Tuesday, August 5, 2008

We are the witnesses by which the universe realizes its beauty.


Werner Herzog is the director of many films and documentaries that show life in extremes. He is famous for his visionary film-making and for putting himself in extremes and danger for his films. The film I just saw and recommend to you is his latest: Encounters at the End of the World



In Grizzly Man I saw Herzog's reverence for realism. It is a documentary about Timmy Treadwell, the man who lived with grizzly bears for over 6 summers, alone and unprotected. One of my first impressions from the film was that he reminded me of Hamlet. Like Hamlet, he starts off pretty normal. Then, one begins to question Timmy's sanity. Eventually it is clear that he is crazy, but it is obscure how crazy and when he actually goes crazy. However, by the end both Hamlet and Timmy have saving characteristics, leaving the reader/viewer bewildered as to whether the protagonist is crazy or not.

"He's famous for moving between fiction and nonfiction -- sometimes within the same film -- and for dismissing the distinction between the two as arbitrary" (ref).

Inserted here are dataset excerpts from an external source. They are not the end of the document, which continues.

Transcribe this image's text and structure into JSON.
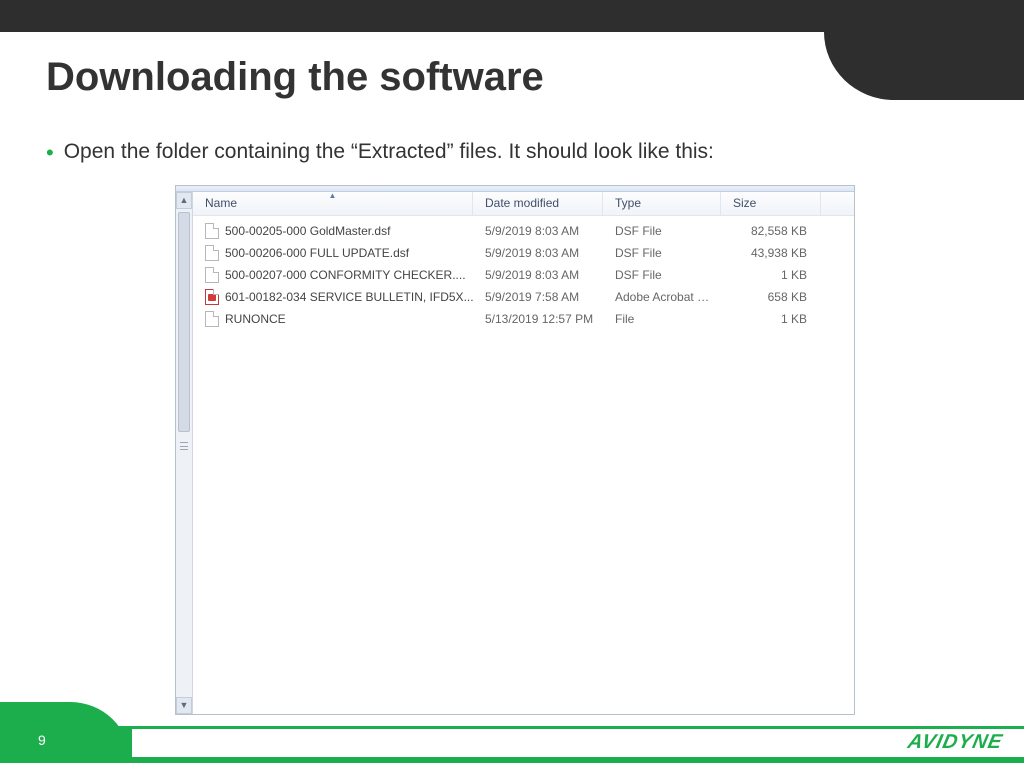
{
  "slide": {
    "title": "Downloading the software",
    "bullet": "Open the folder containing the “Extracted” files.  It should look like this:",
    "page_number": "9"
  },
  "brand": "AVIDYNE",
  "explorer": {
    "columns": {
      "name": "Name",
      "date": "Date modified",
      "type": "Type",
      "size": "Size"
    },
    "rows": [
      {
        "icon": "file",
        "name": "500-00205-000 GoldMaster.dsf",
        "date": "5/9/2019 8:03 AM",
        "type": "DSF File",
        "size": "82,558 KB"
      },
      {
        "icon": "file",
        "name": "500-00206-000 FULL UPDATE.dsf",
        "date": "5/9/2019 8:03 AM",
        "type": "DSF File",
        "size": "43,938 KB"
      },
      {
        "icon": "file",
        "name": "500-00207-000 CONFORMITY CHECKER....",
        "date": "5/9/2019 8:03 AM",
        "type": "DSF File",
        "size": "1 KB"
      },
      {
        "icon": "pdf",
        "name": "601-00182-034 SERVICE BULLETIN, IFD5X...",
        "date": "5/9/2019 7:58 AM",
        "type": "Adobe Acrobat D...",
        "size": "658 KB"
      },
      {
        "icon": "file",
        "name": "RUNONCE",
        "date": "5/13/2019 12:57 PM",
        "type": "File",
        "size": "1 KB"
      }
    ]
  }
}
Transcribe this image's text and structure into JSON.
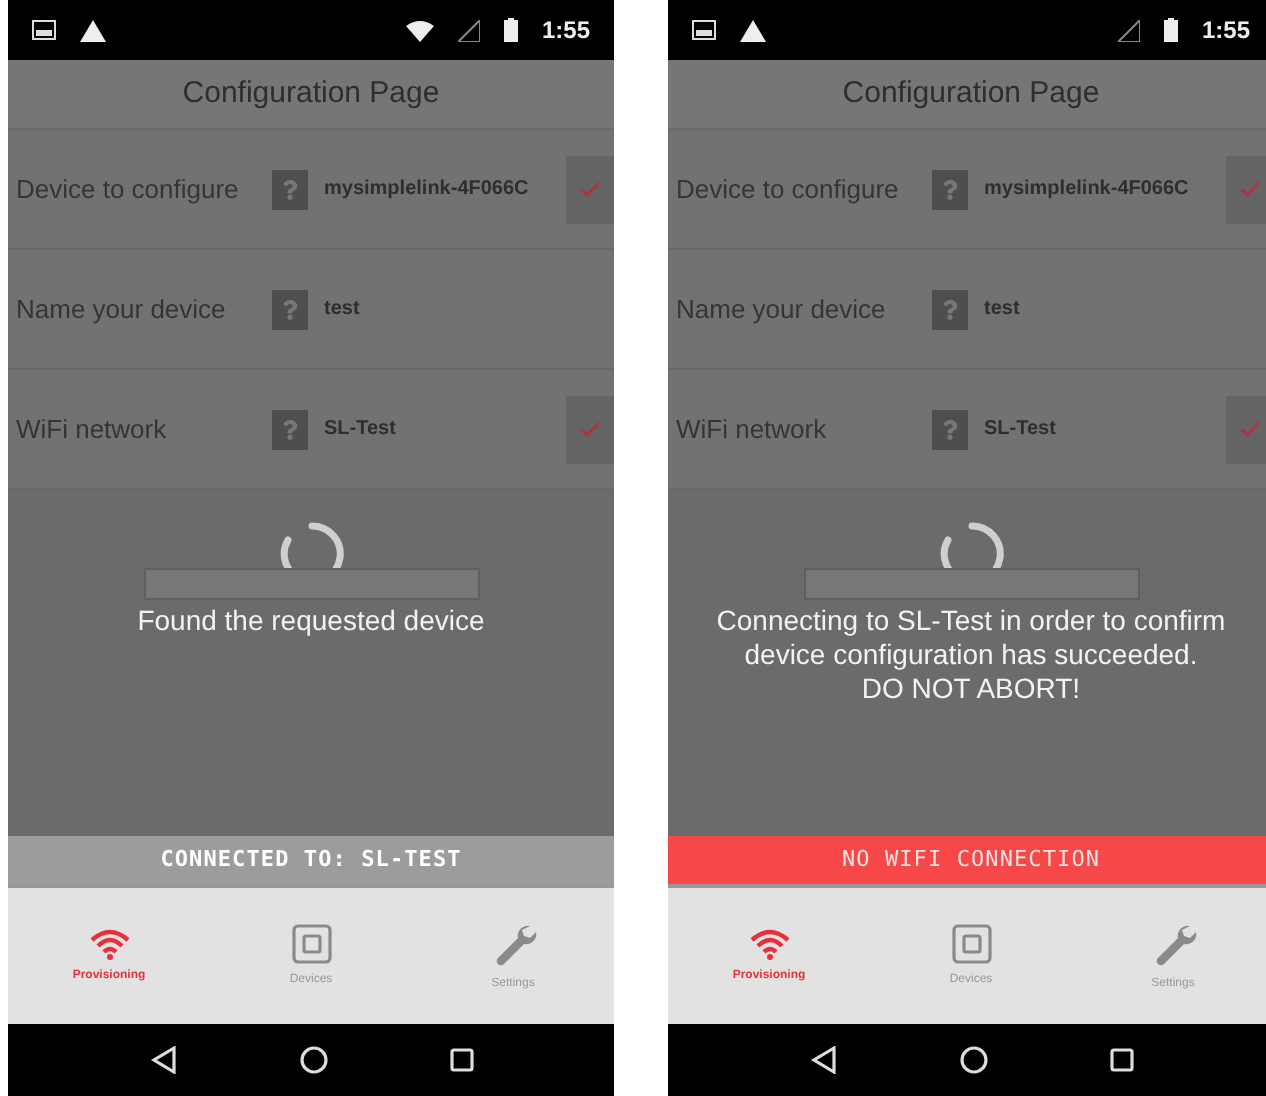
{
  "phones": [
    {
      "status_bar": {
        "time": "1:55",
        "wifi": true
      },
      "title": "Configuration Page",
      "rows": [
        {
          "kind": "select",
          "label": "Device to configure",
          "value": "mysimplelink-4F066C",
          "checked": true
        },
        {
          "kind": "input",
          "label": "Name your device",
          "value": "test"
        },
        {
          "kind": "select",
          "label": "WiFi network",
          "value": "SL-Test",
          "checked": true
        }
      ],
      "message": [
        "Found the requested device"
      ],
      "banner": {
        "kind": "ok",
        "text": "CONNECTED TO: SL-TEST"
      },
      "nav": [
        {
          "label": "Provisioning",
          "selected": true
        },
        {
          "label": "Devices",
          "selected": false
        },
        {
          "label": "Settings",
          "selected": false
        }
      ]
    },
    {
      "status_bar": {
        "time": "1:55",
        "wifi": false
      },
      "title": "Configuration Page",
      "rows": [
        {
          "kind": "select",
          "label": "Device to configure",
          "value": "mysimplelink-4F066C",
          "checked": true
        },
        {
          "kind": "input",
          "label": "Name your device",
          "value": "test"
        },
        {
          "kind": "select",
          "label": "WiFi network",
          "value": "SL-Test",
          "checked": true
        }
      ],
      "message": [
        "Connecting to SL-Test in order to confirm",
        "device configuration has succeeded.",
        "DO NOT ABORT!"
      ],
      "banner": {
        "kind": "error",
        "text": "NO WIFI CONNECTION"
      },
      "nav": [
        {
          "label": "Provisioning",
          "selected": true
        },
        {
          "label": "Devices",
          "selected": false
        },
        {
          "label": "Settings",
          "selected": false
        }
      ]
    }
  ]
}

In Rescue Dawn I saw yet again Herzog's respect for the real events in an individual's life. It is based on the survival of Dieter Dengler's, a US fighter pilot, after being shot down in Laos. Through jarring but not gratuitous images Herzog draws one into the experience and creates feelings of sympathy. It is what I imagine to be the antithesis of Mel Gibson's intentions in The Passion of the Christ. Fear is the heart of the feelings evoked from his "realistic" images. While equally convincing are the horrors that face the protagonist in Rescue Dawn, they are conveyed in a manner that is respectful to the sufferer. Fear is not the outcome in the viewer but respect.

Herzog's view of the world that we see : nature and humanity, is truly something that we all could use an extra dose of. In the words of Arthur Conan Doyle, "Mediocrity knows nothing higher than itself; but talent instantly recognizes genius" (The Valley of Fear).



That is what we humble viewers get simply from the purchase of a movie ticket: Herzog's unfailing ability to see art and genius in the world around us. He brings us the world of Antarctica via cinema in Encounters at the End of the World. His aspirations tend toward the Luddite's as he brings together sounds, cinematography, landscape, clips from the rarely explored and even less understood, and the individual who is always looking in the opposite direction in a great artistic masterpiece. In as much as art asks questions, the documentary begins with questions that might easily have answers through science or pop culture or simply societal trends and needs. The Iliad and the Odyssey are both mentioned at the beginning of the film suggesting that the film is a journey for the dreamer. It asks questions about the end of the human race, global warming, and emphasizes the disharmony in the juxtaposition of human and nature. The answers only create more questions, but in the end the universe is said to only be beautiful because we can see it, hear it.

The places and people in this film are like the penguin it shows that for unknowable reasons journeys away from the nesting sight and not toward the ocean, but straight into 5,000 miles of nothing but ice and mountains. The reasonable outcome is certainly eventual death. Everyone in this site on Antarctica is like that penguin. While the world turns to milk and honey, they went the other way. They went to a place not meant to sustain human life. Our own nothingness is everywhere manifest in this film, until the end. Herzog said, "this is probably the deepest film I've ever made" (The LA Times).

Throughout the movie this scripture kept knocking at the door of my mind:

Moses beheld the world and the ends thereof, and all the children of men which are, and which were created; of the same he greatly marveled and wondered.
And he said unto himself: Now, for this cause I know that man is nothing, which thing I never had supposed.